How will history see Lee Kuan Yew?
Lee Kuan Yew and his followers, which most of the time included most of the people of Singapore, have showed the world that economic self-improvement has to have public policies grounded in best-practice, real-world pragmatism rather than ideological schematics. It also has to have hard-working citizens sharing the vision. Whether your political system is argumentative-parliamentarian, messy-direct democracy or shut-up authoritarian, the people have to be brought along and made to believe in the leader's way of moving forward if they were to give it their best.
LKY (as he used to sign his notes) convinced people that his way - hard work, scientific public policy, political-party monopoly, clean government, and media as ally, not as smarty-pants second-guesser - would work. And it did. In his own phraseology, Singapore went from "Third World" to "First World" in a generation's time, never stopping for a rest, much less to entertain a second guess or tolerate second-guessers.
I once offered him the formulation of the late Isaiah Berlin, the great Oxford don who imagined political genius in the manner of Leo Tolstoy.
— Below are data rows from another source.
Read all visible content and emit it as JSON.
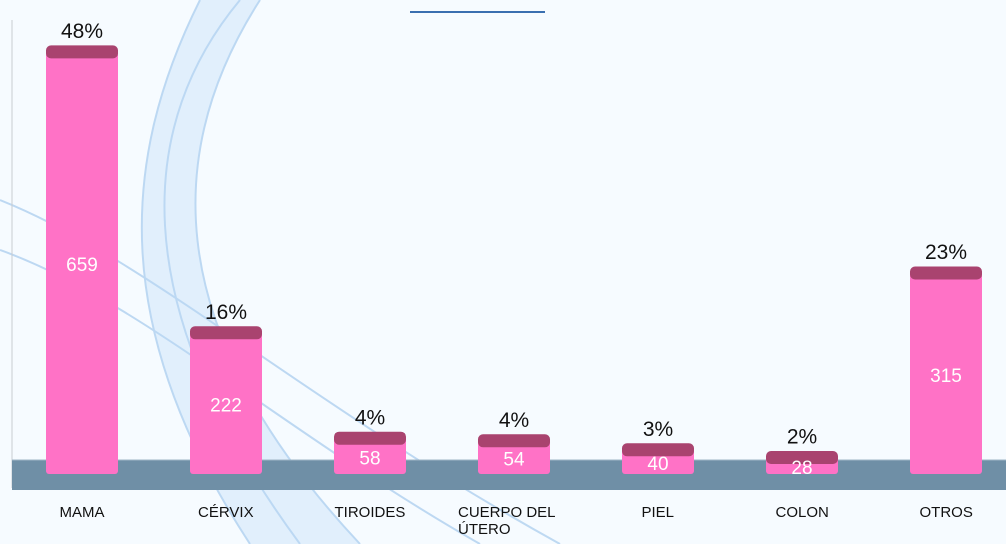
{
  "chart_data": {
    "type": "bar",
    "categories": [
      "MAMA",
      "CÉRVIX",
      "TIROIDES",
      "CUERPO DEL ÚTERO",
      "PIEL",
      "COLON",
      "OTROS"
    ],
    "values": [
      659,
      222,
      58,
      54,
      40,
      28,
      315
    ],
    "percent_labels": [
      "48%",
      "16%",
      "4%",
      "4%",
      "3%",
      "2%",
      "23%"
    ],
    "color": "#ff72c6",
    "ylim": [
      0,
      700
    ]
  }
}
The great ones were either "hedgehogs" or "foxes". Their political sense was either multi-faceted (the ultra-alert fox who knew a thousand ways to survive) or the one-big-idea porcupine (with but a single survival move - yet it was a doozey!). The wartime Winston Churchill with all his many tricks was a fox; Albert Einstein, who could barely cross a street without help, was nonetheless the hedgehog with his one world-changing idea.